Interestingly, the decreasing PPWS and increasing PPG means ya theoretical boy is getting buckets, but with abysmal efficiency. This is a man redefining ‘volume shooter’. Here’s the predicted statline based on these.
AW FRICK YEAH
Using linear regressions to predict future performance has some significant issues. One of the biggest is that basketball players historically don’t get sequentially statistically better with each game and they don’t pick up exactly where they left off the previous season. There’s a huge difference between the JaMarcus Russell off-season plan and the Giannis Antetokounmpo plan.
In this method I use historical data on freshmen forwards from the 10/11-12/13 seasons who averaged 15 or more minutes per game, meaning I again use a truncated set of Jalen Reynold’s games. Since my data set of historical freshman stats only includes player with >13.5 MPG, I use a subset of Jalen’s stats from games where he played >= 14 minutes. I identify the top ten players most similar to Jalen using the top five stats I’ve been following throughout this analysis. Ideally I would have something like a similarity score, but for my purposes generally eyeballing it isn’t too difficult. For reference, the most similar player I found is probably Rico Gathers who played his freshmen year in the 12-13 season for the Baylors Bears.
I use this set of similar players to calculate how much, on average, a player with stats like Jalen Reynolds changes from this first to their second year of college ball. Below is the change in each stat from the player’s first to second year.
There are of course some players that got better than these averages suggest, and others that don’t get much better or even have their flaws exposed by increased playing time. Within the set of players Jalen’s ceiling may look something like Kansas’ Perry Ellis or Louisville’s Montrezl Harrell. Based on the average change in stats here’s what this method predicts for Jalen this year.
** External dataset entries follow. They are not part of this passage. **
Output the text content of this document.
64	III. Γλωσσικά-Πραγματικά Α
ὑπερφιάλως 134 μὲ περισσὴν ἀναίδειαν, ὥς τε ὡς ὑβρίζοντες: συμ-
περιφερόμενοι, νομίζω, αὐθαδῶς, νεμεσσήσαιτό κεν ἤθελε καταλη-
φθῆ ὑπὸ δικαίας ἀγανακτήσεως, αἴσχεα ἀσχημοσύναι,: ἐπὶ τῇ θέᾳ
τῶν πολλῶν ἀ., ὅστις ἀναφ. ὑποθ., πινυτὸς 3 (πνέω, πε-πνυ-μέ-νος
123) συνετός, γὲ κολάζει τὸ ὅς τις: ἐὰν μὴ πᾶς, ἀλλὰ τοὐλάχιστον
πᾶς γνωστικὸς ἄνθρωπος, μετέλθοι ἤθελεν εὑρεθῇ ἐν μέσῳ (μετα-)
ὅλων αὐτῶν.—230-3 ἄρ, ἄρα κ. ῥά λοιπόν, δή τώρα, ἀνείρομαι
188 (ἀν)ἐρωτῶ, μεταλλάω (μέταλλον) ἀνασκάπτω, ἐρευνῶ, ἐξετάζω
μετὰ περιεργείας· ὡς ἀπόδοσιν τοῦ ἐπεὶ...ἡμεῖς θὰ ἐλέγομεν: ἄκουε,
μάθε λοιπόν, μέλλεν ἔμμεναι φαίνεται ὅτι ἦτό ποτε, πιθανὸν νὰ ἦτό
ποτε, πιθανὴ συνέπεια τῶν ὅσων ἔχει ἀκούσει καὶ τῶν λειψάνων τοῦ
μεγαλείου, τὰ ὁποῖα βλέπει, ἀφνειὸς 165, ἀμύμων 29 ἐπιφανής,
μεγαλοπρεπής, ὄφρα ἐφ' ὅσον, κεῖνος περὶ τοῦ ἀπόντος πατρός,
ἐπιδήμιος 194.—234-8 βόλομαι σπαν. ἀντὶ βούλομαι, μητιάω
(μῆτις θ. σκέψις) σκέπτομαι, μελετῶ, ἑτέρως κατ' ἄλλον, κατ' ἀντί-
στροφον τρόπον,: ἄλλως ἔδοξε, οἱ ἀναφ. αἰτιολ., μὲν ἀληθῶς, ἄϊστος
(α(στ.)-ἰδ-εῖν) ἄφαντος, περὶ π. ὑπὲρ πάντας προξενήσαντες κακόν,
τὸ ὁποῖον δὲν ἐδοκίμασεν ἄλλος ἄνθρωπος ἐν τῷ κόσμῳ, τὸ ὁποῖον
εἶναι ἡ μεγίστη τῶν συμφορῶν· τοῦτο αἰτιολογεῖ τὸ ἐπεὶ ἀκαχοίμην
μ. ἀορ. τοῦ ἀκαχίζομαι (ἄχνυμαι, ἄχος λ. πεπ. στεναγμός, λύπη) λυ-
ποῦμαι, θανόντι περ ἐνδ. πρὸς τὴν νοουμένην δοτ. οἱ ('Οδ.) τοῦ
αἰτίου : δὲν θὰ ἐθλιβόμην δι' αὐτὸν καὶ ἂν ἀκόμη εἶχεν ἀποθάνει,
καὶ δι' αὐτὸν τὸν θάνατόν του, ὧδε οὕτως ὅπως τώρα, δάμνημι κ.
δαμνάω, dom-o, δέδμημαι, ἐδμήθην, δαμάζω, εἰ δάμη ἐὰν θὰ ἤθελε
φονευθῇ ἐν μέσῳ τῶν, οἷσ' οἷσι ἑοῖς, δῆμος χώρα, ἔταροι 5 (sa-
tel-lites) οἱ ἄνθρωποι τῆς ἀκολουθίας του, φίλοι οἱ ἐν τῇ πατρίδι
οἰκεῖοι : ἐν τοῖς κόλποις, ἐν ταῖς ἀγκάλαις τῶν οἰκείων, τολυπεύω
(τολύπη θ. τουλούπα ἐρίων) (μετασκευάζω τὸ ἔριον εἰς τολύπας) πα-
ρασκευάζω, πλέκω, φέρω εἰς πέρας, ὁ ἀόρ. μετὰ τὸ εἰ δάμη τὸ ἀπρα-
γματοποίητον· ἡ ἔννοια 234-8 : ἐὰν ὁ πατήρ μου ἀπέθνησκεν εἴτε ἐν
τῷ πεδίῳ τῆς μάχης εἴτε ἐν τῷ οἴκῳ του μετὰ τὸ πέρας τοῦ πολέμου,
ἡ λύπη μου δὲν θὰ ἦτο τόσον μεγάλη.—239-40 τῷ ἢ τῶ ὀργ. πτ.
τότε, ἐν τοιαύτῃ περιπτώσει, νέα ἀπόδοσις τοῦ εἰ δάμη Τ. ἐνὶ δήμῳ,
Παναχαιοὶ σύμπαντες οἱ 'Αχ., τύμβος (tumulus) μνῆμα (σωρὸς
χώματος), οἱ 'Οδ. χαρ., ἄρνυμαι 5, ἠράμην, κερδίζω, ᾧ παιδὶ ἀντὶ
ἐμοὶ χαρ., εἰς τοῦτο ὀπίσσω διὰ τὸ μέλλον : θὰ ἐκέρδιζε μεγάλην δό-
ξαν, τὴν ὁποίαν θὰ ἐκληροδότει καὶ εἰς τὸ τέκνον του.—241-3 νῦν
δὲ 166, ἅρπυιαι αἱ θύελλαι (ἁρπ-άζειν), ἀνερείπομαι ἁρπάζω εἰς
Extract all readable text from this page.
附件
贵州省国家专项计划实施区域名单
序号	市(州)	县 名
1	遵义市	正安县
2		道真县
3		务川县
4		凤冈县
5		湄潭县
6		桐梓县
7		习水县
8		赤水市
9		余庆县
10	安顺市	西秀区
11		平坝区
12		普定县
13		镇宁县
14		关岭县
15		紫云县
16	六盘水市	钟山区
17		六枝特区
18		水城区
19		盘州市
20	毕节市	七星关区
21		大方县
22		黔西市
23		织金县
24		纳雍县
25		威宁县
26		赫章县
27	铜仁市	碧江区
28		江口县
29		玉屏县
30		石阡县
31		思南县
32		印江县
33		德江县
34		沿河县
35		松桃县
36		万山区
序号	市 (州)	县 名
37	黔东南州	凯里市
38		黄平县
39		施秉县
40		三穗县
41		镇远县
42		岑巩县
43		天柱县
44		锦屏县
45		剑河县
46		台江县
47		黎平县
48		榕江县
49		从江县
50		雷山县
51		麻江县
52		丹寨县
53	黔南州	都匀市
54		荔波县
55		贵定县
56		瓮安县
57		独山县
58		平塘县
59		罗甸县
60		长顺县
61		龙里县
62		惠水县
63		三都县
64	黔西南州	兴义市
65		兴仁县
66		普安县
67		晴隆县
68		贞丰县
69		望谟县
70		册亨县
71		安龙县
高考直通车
These numbers fall nicely between the previous two prediction methods, except for PPWS. According to my set of games where Jalen got significant minutes he’s very efficient, 1.2 puts him easily in the top 20% of his peers in that regard. They also look like the stats he put up during the preseason in Brazil, but adjusted for quality of play. It’s important to note that while this isn’t as blatantly optimistic as the second method, this stat-line still reflects a player who would be making a HUGE impact playing alongside a healthy Matt Stainbrook. Having two big men capable of getting the double-double any given night is not a bad formula for success.
Predicting the success of a player on only one season of data is very difficult and may well be a fool’s errand based on the number of unsuccessful formulations of probit regression models I attempted. Predicting subsequent year ability may not be much easier but it at least requires two areas of understanding 1. how good was the player in the previous year, and 2. what kind of improvement will they experience over the summer.
My analysis answers the first problem by dividing Jalen Reynolds’ season up a number of ways to grasp what kind of game could truly be expected of him on average at the end of the season. For the second problem this analysis used linear gains and historical averages as stand ins for whatever improvements have been made.